Записка неоднократно кратко излагалась и в синтетическом труде СМ. Соловьева, и в работе первого биографа Ордина-Нащокина B. C. Иконникова[123], но она до сих пор не подвергалась подробному анализу и не сопоставлялась с запиской, которую А. Л. Ордин-Нащокин подал литовскому канцлеру К. Пацу в апреле 1663 г.[124]
Записка представляла собой весьма своеобразный документ. Хотя А. Л. Ордин-Нащокин был послан, чтобы содействовать началу переговоров о мире, в его записке ничего не говорилось о возможных условиях мира. Она вся была посвящена доказательству того положения, что прекращение войны должно обязательно сопровождаться заключением союза между Россией и Польско-Литовским государством. В подтверждение правильности своего тезиса автор записки мобилизовал обильную и разнообразную аргументацию. Во вступительной части записки (ст. 1–6) он доказывал, что только заключение союза может способствовать установлению прочного мира и прекращению постоянных войн.
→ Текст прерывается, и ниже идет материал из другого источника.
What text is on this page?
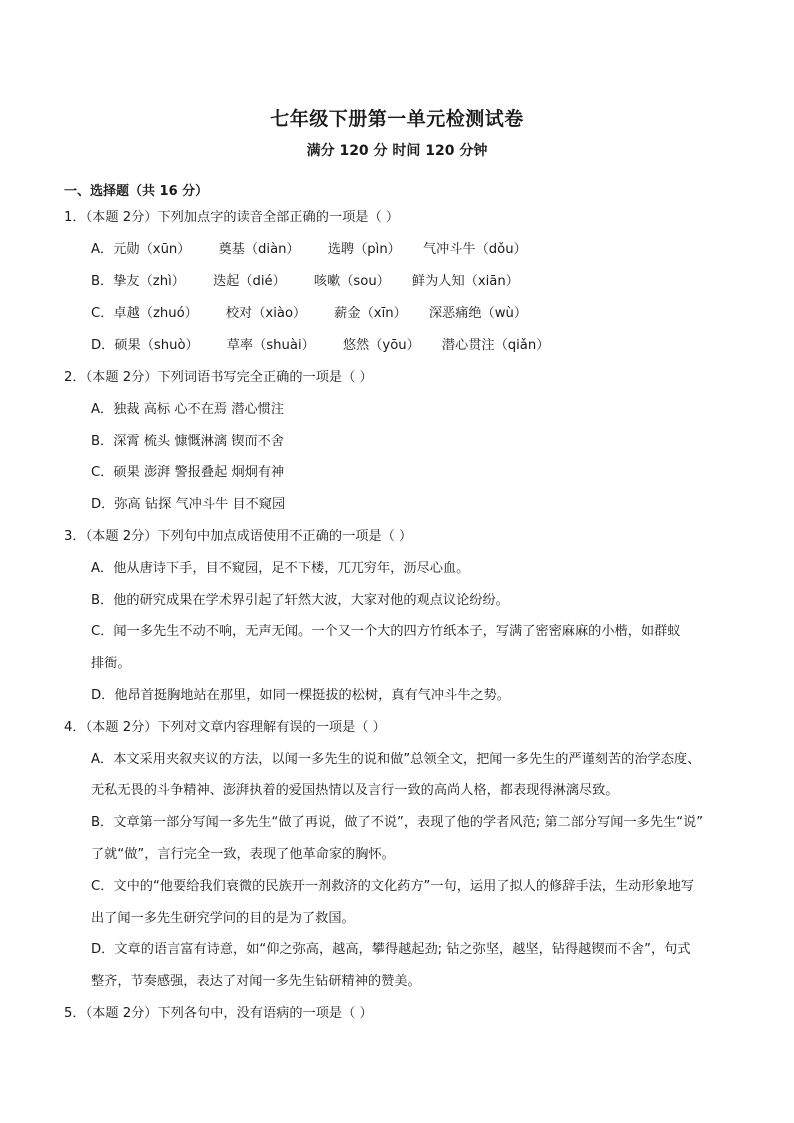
七年级下册第一单元检测试卷
满分 120 分 时间 120 分钟
一、选择题（共 16 分）
1．（本题 2分）下列加点字的读音全部正确的一项是（ ）
A．元勋（xūn） 奠基（diàn） 选聘（pìn） 气冲斗牛（dǒu）
B．挚友（zhì） 迭起（dié） 咳嗽（sou） 鲜为人知（xiān）
C．卓越（zhuó） 校对（xiào） 薪金（xīn） 深恶痛绝（wù）
D．硕果（shuò） 草率（shuài） 悠然（yōu） 潜心贯注（qiǎn）
2．（本题 2分）下列词语书写完全正确的一项是（ ）
A．独裁 高标 心不在焉 潜心惯注
B．深霄 梳头 慷慨淋漓 锲而不舍
C．硕果 澎湃 警报叠起 炯炯有神
D．弥高 钻探 气冲斗牛 目不窥园
3．（本题 2分）下列句中加点成语使用不正确的一项是（ ）
A．他从唐诗下手，目不窥园，足不下楼，兀兀穷年，沥尽心血。
B．他的研究成果在学术界引起了轩然大波，大家对他的观点议论纷纷。
C．闻一多先生不动不响，无声无闻。一个又一个大的四方竹纸本子，写满了密密麻麻的小楷，如群蚁
排衙。
D．他昂首挺胸地站在那里，如同一棵挺拔的松树，真有气冲斗牛之势。
4．（本题 2分）下列对文章内容理解有误的一项是（ ）
A．本文采用夹叙夹议的方法，以闻一多先生的说和做”总领全文，把闻一多先生的严谨刻苦的治学态度、
无私无畏的斗争精神、澎湃执着的爱国热情以及言行一致的高尚人格，都表现得淋漓尽致。
B．文章第一部分写闻一多先生“做了再说，做了不说”，表现了他的学者风范; 第二部分写闻一多先生“说”
了就“做”，言行完全一致，表现了他革命家的胸怀。
C．文中的“他要给我们衰微的民族开一剂救济的文化药方”一句，运用了拟人的修辞手法，生动形象地写
出了闻一多先生研究学问的目的是为了救国。
D．文章的语言富有诗意，如“仰之弥高，越高，攀得越起劲; 钻之弥坚，越坚，钻得越锲而不舍”，句式
整齐，节奏感强，表达了对闻一多先生钻研精神的赞美。
5．（本题 2分）下列各句中，没有语病的一项是（ ）
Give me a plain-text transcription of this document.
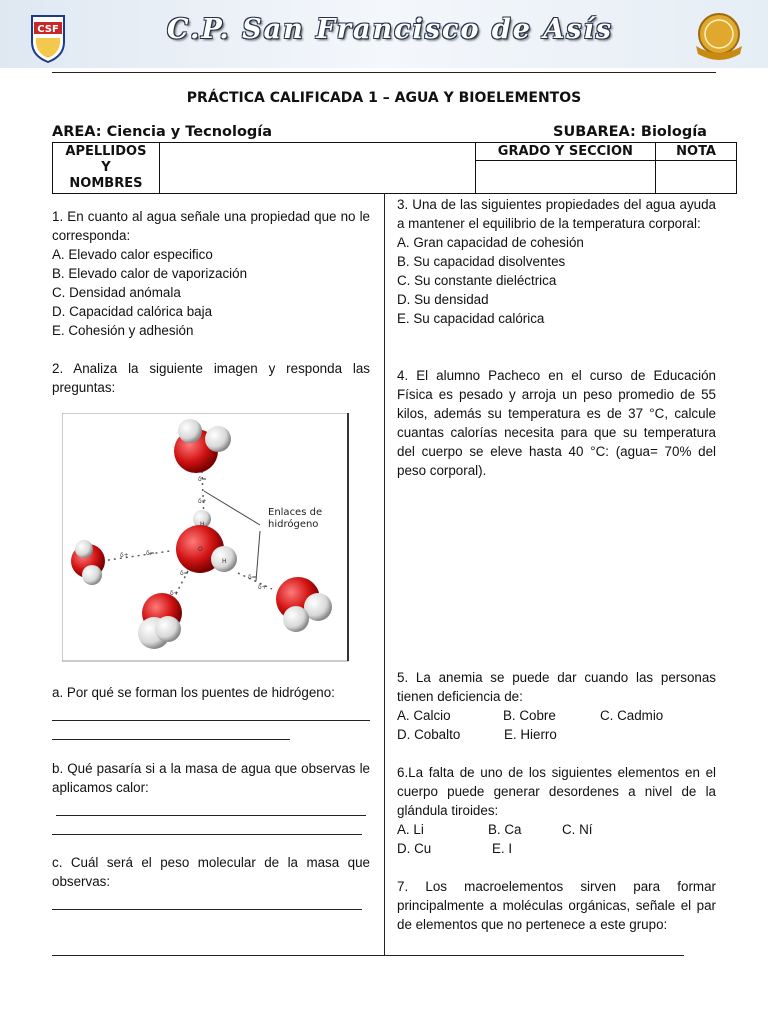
CSF	C.P. San Francisco de Asís
PRÁCTICA CALIFICADA 1 – AGUA Y BIOELEMENTOS
AREA: Ciencia y Tecnología	SUBAREA: Biología
APELLIDOS
Y
NOMBRES		GRADO Y SECCION	NOTA

1. En cuanto al agua señale una propiedad que no le corresponda:
A. Elevado calor especifico
B. Elevado calor de vaporización
C. Densidad anómala
D. Capacidad calórica baja
E. Cohesión y adhesión
2. Analiza la siguiente imagen y responda las preguntas:
δ=
δ+
δ+	δ=
δ=
δ+
δ=
δ+
H
O
H
Enlaces de
hidrógeno
a. Por qué se forman los puentes de hidrógeno:
b. Qué pasaría si a la masa de agua que observas le aplicamos calor:
c. Cuál será el peso molecular de la masa que observas:
3. Una de las siguientes propiedades del agua ayuda a mantener el equilibrio de la temperatura corporal:
A. Gran capacidad de cohesión
B. Su capacidad disolventes
C. Su constante dieléctrica
D. Su densidad
E. Su capacidad calórica
4. El alumno Pacheco en el curso de Educación Física es pesado y arroja un peso promedio de 55 kilos, además su temperatura es de 37 °C, calcule cuantas calorías necesita para que su temperatura del cuerpo se eleve hasta 40 °C: (agua= 70% del peso corporal).
5. La anemia se puede dar cuando las personas tienen deficiencia de:
A. Calcio	B. Cobre	C. Cadmio
D. Cobalto	E. Hierro
6.La falta de uno de los siguientes elementos en el cuerpo puede generar desordenes a nivel de la glándula tiroides:
A. Li	B. Ca	C. Ní
D. Cu	E. I
7. Los macroelementos sirven para formar principalmente a moléculas orgánicas, señale el par de elementos que no pertenece a este grupo:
Жители обоих государств будут пользоваться благами мира, а соседи, не имея возможности использовать в своих интересах раздоры между ними, «покорно дружбы учнут искать» с союзниками.
Одновременно в записке намечались те конкретные внешнеполитические задачи, решению которых будет способствовать заключение союза. Если в записке, переданной Пацу, обращалось внимание на те выгоды, которые союз принесет Речи Посполитой, то в записке, адресованной царю, речь шла о выгодах, которые этот союз принесет России.
Бо́льшая часть записки (ст. 10, 18, 20–39) была посвящена доказательству того, что заключение союза поможет избежать серьезной опасности, угрожающей Русскому государству со стороны Швеции, и укрепит его позиции по отношению к этому государству. Выдвижение на первый план именно этой проблемы было связано с жизненными перипетиями А. Л. Ордина-Нащокина. Он тяжело переживал свое отстранение от участия в мирных переговорах по требованию шведской стороны, а заключение Кардиского договора считал досадной ошибкой, приведшей к тяжелым последствиям. Эти настроения получили яркое выражение в записке.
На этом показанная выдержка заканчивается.